Criminal

The Soft Moon

Sacred Bones Records – 2018
par Michael, le 5 février 2018
8

The Soft Moon n’a jamais rien eu de soft, ça on le savait depuis 2010 et ce premier album éponyme. Pas vraiment un habitué des playlists de communion et de mariage, Luis Vasquez avait touché le fond de la noirceur avec Deeper, un album claustrophobique au possible, suintant le mal-être et la dépression par tous les pores. Pourtant force est de constater qu’avec Criminal, le Californien s’enfonce encore un peu plus profondément et durablement dans les sables mouvants d’une psyché qui s’avère plus touffue et épineuse qu’une haie de pyracanthas. 

Criminal porte comme son prédécesseur parfaitement son nom. Vasquez s’en est largement expliqué: il s’agit d’un album sur la culpabilité, thème à la fois auto-centré et totalement universel, qu’on ait ou non baigné comme l’américain dans une stricte éducation catholique. La liste des titres parle d’elle-même - « Burn », « Choke », « The Pain », « It Kills », « ILL » ou « Like a Father », chanson sur le père que Vasquez n’aura jamais connu. Au final, il n’y a que « Give Something » pour entrevoir une vision plus optimiste pour le futur. La question est aussi ancienne que la musique existe: est-ce cette dernière qui encourage la dépression ou la dépression qui déteint sur elle ? Sans doute un subtil mélange des deux, le tout agrémenté comme c’est le cas pour Vasquez d’un exutoire paradoxalement très impudique pour quelqu’un qui semble au civil plutôt discret.

En serait-on donc resté au même point que sur Deeper ? Pas exactement: il y a une évolution et celle-ci se manifeste principalement sous deux aspects. Premièrement le chant. Vasquez a pris des cours et ça s’entend. Non que celui-ci fût disgracieux auparavant, mais il est nettement plus assumé sur Criminal, plus mélodique aussi. Ce qui pourrait alors passer pour un assouplissement ou une inflexion est contrebalancé par un rendu sonore plus brut et plus immédiat que sur Deeper. Là ou Deeper fonctionnait comme un véritable mille-feuille jouant sur la profusion de petits détails et une vertigineuse profondeur de champ, Criminal resserre la focale. Le son est plus concassé et métallique, à tel point que l’on l’impression d’avoir en miniature des petites concrétions dont on serait bien en peine d’isoler ou de détacher mentalement un élément. Un album qui s’appréhende aussi différemment de Deeper. Ce dernier jouait sur la vision d'ensemble alors que les morceaux de Criminal peuvent s’apprécier de manière plus isolée, sans parler de collection hétéroclite car l'unité de ton et de forme est bien présente.  

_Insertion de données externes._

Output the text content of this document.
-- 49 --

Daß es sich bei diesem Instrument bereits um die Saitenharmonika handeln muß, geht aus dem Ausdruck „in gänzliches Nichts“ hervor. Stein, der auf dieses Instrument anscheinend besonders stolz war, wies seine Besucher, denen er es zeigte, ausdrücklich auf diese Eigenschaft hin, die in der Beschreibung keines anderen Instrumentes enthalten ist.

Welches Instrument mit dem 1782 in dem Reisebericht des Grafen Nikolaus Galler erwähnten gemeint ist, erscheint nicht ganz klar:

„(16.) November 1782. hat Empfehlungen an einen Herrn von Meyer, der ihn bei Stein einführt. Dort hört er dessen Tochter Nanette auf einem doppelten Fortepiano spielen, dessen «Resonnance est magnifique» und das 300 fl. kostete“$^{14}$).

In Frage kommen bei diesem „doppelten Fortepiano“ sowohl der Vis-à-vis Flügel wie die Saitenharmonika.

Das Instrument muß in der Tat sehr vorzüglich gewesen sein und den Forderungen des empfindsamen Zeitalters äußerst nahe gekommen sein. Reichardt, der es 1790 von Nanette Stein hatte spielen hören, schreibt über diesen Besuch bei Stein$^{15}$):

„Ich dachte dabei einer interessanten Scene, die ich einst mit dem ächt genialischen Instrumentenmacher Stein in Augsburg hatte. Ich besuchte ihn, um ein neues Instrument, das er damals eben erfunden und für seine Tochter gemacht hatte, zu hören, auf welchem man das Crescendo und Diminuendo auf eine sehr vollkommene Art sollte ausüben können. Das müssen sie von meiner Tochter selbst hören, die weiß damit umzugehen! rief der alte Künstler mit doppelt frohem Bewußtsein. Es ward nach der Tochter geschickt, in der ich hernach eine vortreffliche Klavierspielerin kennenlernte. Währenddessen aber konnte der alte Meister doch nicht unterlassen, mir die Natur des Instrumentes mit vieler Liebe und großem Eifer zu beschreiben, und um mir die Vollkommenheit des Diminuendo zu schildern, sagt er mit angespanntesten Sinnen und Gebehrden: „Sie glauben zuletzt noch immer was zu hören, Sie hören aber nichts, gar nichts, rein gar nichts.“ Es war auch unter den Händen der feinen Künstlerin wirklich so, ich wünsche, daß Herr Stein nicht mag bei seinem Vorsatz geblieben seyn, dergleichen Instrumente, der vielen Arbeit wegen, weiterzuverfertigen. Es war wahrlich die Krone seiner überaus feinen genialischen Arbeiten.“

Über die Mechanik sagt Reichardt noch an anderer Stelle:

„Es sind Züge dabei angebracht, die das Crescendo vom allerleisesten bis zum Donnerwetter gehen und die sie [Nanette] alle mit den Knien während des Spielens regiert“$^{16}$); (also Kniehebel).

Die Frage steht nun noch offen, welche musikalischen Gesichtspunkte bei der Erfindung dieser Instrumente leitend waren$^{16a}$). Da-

On évitera de faire des pronostics sur le futur de The Soft Moon puisque quand on croit avoir touché le fond du fond, Vasquez arrive encore à creuser. Mais ce qui est certain que le groupe fait désormais figure de pièce maîtresse sur l’échiquier des musiques dures et froides. Une musique capable de fédérer un large public et dont Deeper révèle le mieux à ce jour tout le syncrétisme que Luis Vasquez a tenté de véhiculer au travers de ce projet.